Both computers sold steadily well in the first two years, with the company earning $3.7 million on $17.2 million in sales by 1981. That year, the company filed its initial public offering. However, the company found itself unable to compete with IBM's Personal Computer introduced in 1981, a system which saw quick widespread adoption. In December 1983, they staged a comeback with the HeadStart, a semi-portable all-in-one featuring both the Intel 8086 of the IBM PC, allowing it to run "most" programs for the PC's DOS, and a Z80 microprocessor capable of running CP/M. The computer was not as IBM PC compatible as was advertised, however, and the product flopped. Massive layoffs within the company ensued, with the company only employing 12 by June 1985, down from a peak of 600 employees in 1983. In 1986, William Wells' younger brother Ron Wells took over the company and renamed it to Wells American. It pivoted to the production of true IBM PC compatibles, marketing the A-Star as one such example that year.
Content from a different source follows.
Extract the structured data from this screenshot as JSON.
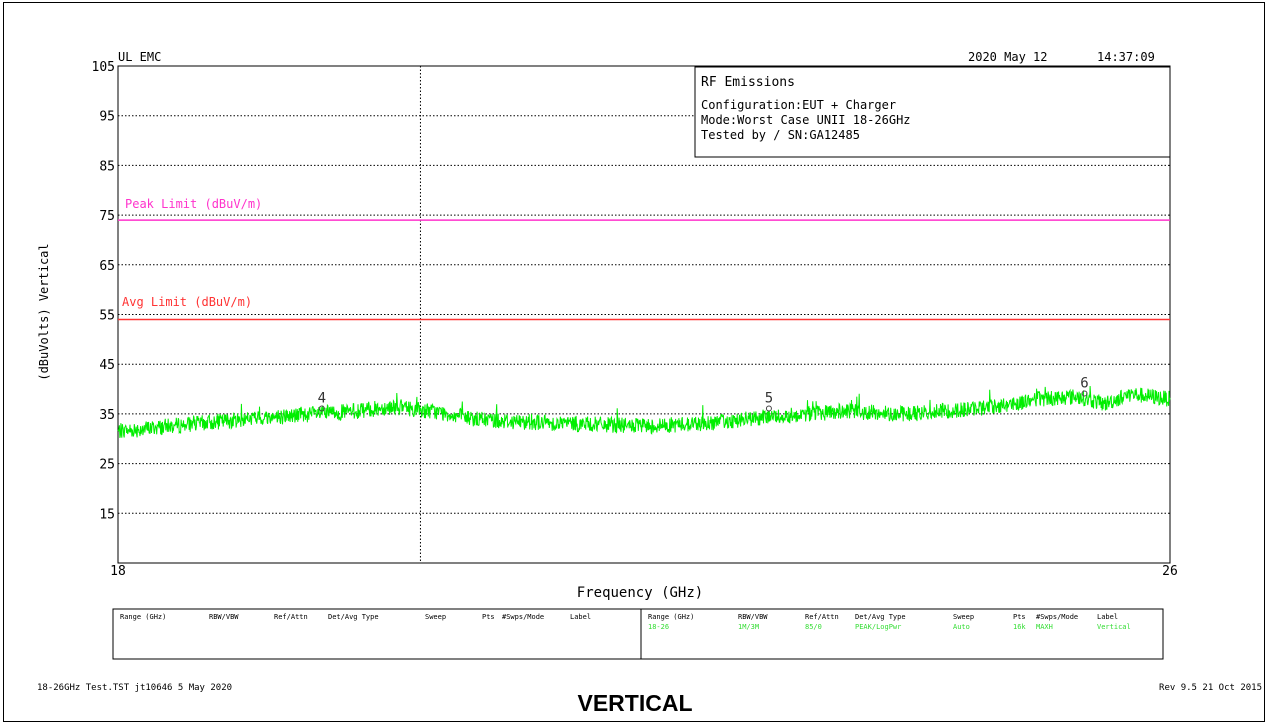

In 1988, Wells American introduced a new CompuStar that could take expansion cards of both the IBM PC and IBM's new Personal System/2 (PS/2). The expansion bus of the IBM PC was a mostly open standard known as the Industry Standard Architecture (ISA), while the PS/2's bus was based on IBM's Micro Channel architecture, a more locked-down, heavily patented architecture devised by IBM as an attempt to regain market share lost through the proliferation and commodification of IBM PC clones. The new CompuStar possessed both ISA and Micro Channel expansion slots.

The new CompuStar was not enough to reverse the company's fortunes, and in 1990 the company suspended all manufacturing activities and marketing in the United States. In 1991, the company filed for Chapter 7 bankruptcy and had its assets liquidated.